One of the reasons for the rarity of the Yugoslavian Adrians, both M15s and M23s, is that stocks of these helmets were appropriated by the Bulgarians after the German led invasion of Yugoslavia.  They were converted for Bulgarian military use by removing the badges, repainting, and refitting the helmets with Bulgarian made liners. 

Displayed Example: This particular specimen surfaced in Bulgaria in 2011.  I bought it on eBay. The helmet has the rarer version of the Yugoslavian badge – the cut-out version with rounded edges at the bottom. In my collecting career I have seen just two helmets like this piece. One identical M23 sold at auction recently. The other one is in the collection of a collector colleague. That one was a Bulgarian reissue with the badge removed, but you can see the outline of this type of front plate. It is a rare object. Recently, however, I found two period photos of Yugoslavian solders with this particular version of the M23 (see photo above).

The helmet has no manufacturer stamps in the dome, but there are two size stamps in red ink:  Б 1 and 57.  The “Б” is a Cyrillic “B.” The M23s issued to French armed forces were produced in three sizes: B, C, and D. There was no size A as with the older M15s. Each of the three sizes of shells could accommodate three different sizes of liner as follows: Size B = 54, 55 and 56 cm, Size C = 57, 58, and 59 cm, Size D = 60, 61, and 62 cm. This replaced the scheme for the M15s which was as follows: Size A = 54, 55, and 56cm, Size B = 57, 58, and 59cm, Size C = 60, 61 and 62cm.[1] The French helmets sometimes have redundant numberings for the sub-sizes. For example, a B1 corresponds to a 57cm, a B2 corresponds to a 58cm, etc. This Yugoslavian export version of the M23 with a size B shell and a size 57 liner, follows the sizing protocol used on the M15s rather than that used on the M23s issued in France.
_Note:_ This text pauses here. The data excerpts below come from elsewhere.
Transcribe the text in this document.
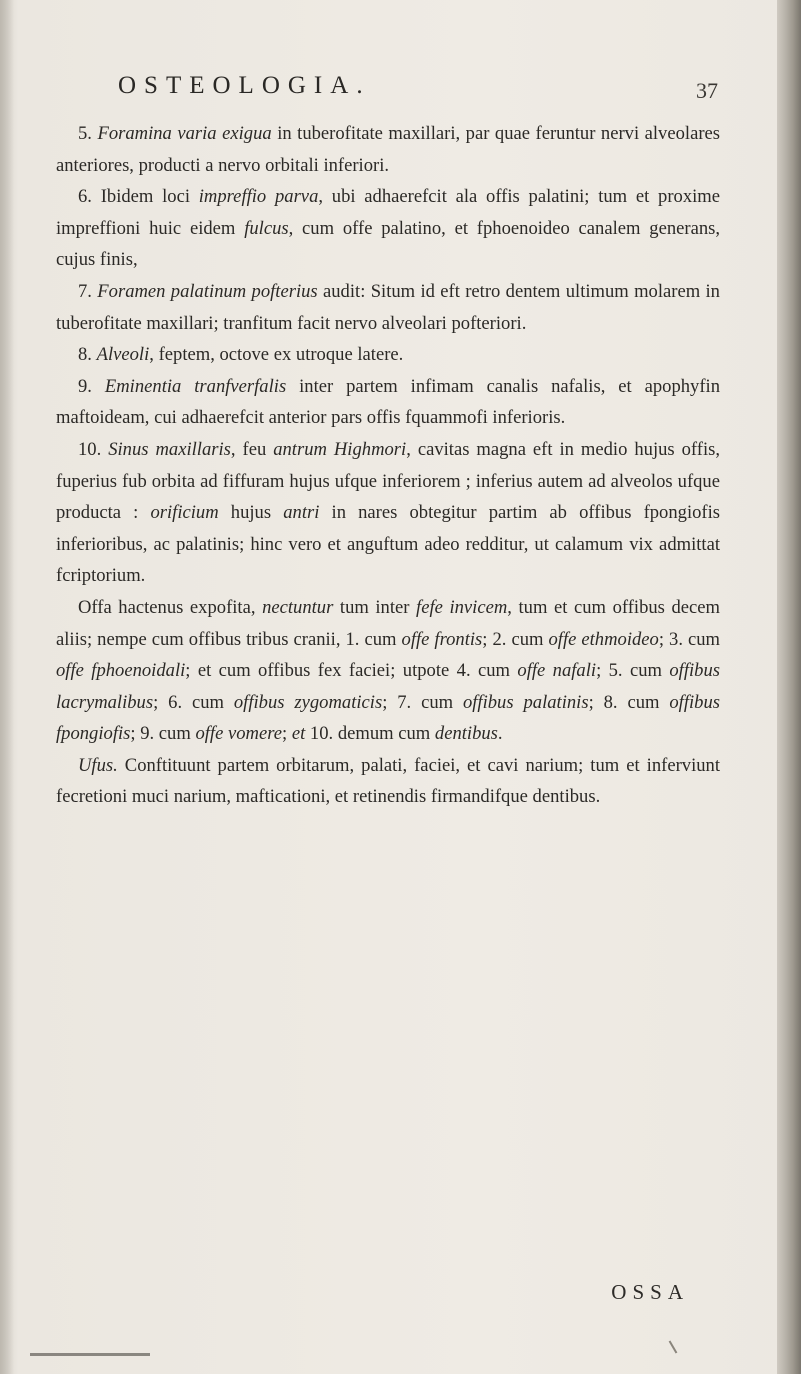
OSTEOLOGIA.	37

5. Foramina varia exigua in tuberofitate maxillari, par quae feruntur nervi alveolares anteriores, producti a nervo orbitali inferiori.

6. Ibidem loci impreffio parva, ubi adhaerefcit ala offis palatini; tum et proxime impreffioni huic eidem fulcus, cum offe palatino, et fphoenoideo canalem generans, cujus finis,

7. Foramen palatinum pofterius audit: Situm id eft retro dentem ultimum molarem in tuberofitate maxillari; tranfitum facit nervo alveolari pofteriori.

8. Alveoli, feptem, octove ex utroque latere.

9. Eminentia tranfverfalis inter partem infimam canalis nafalis, et apophyfin maftoideam, cui adhaerefcit anterior pars offis fquammofi inferioris.

10. Sinus maxillaris, feu antrum Highmori, cavitas magna eft in medio hujus offis, fuperius fub orbita ad fiffuram hujus ufque inferiorem ; inferius autem ad alveolos ufque producta : orificium hujus antri in nares obtegitur partim ab offibus fpongiofis inferioribus, ac palatinis; hinc vero et anguftum adeo redditur, ut calamum vix admittat fcriptorium.

Offa hactenus expofita, nectuntur tum inter fefe invicem, tum et cum offibus decem aliis; nempe cum offibus tribus cranii, 1. cum offe frontis; 2. cum offe ethmoideo; 3. cum offe fphoenoidali; et cum offibus fex faciei; utpote 4. cum offe nafali; 5. cum offibus lacrymalibus; 6. cum offibus zygomaticis; 7. cum offibus palatinis; 8. cum offibus fpongiofis; 9. cum offe vomere; et 10. demum cum dentibus.

Ufus. Conftituunt partem orbitarum, palati, faciei, et cavi narium; tum et inferviunt fecretioni muci narium, mafticationi, et retinendis firmandifque dentibus.

OSSA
Interesting? I thought so.

Collector Notes: These are faked, of course. Reproduction badges are available on the internet and unscrupulous sellers offer their fraudulent Yugoslavian Adrian helmets to unwary buyers. One obvious thing to look out for are French Model 1926 helmets with Yugoslavian badges. As far as I know, no such configuration existed in the World War II period.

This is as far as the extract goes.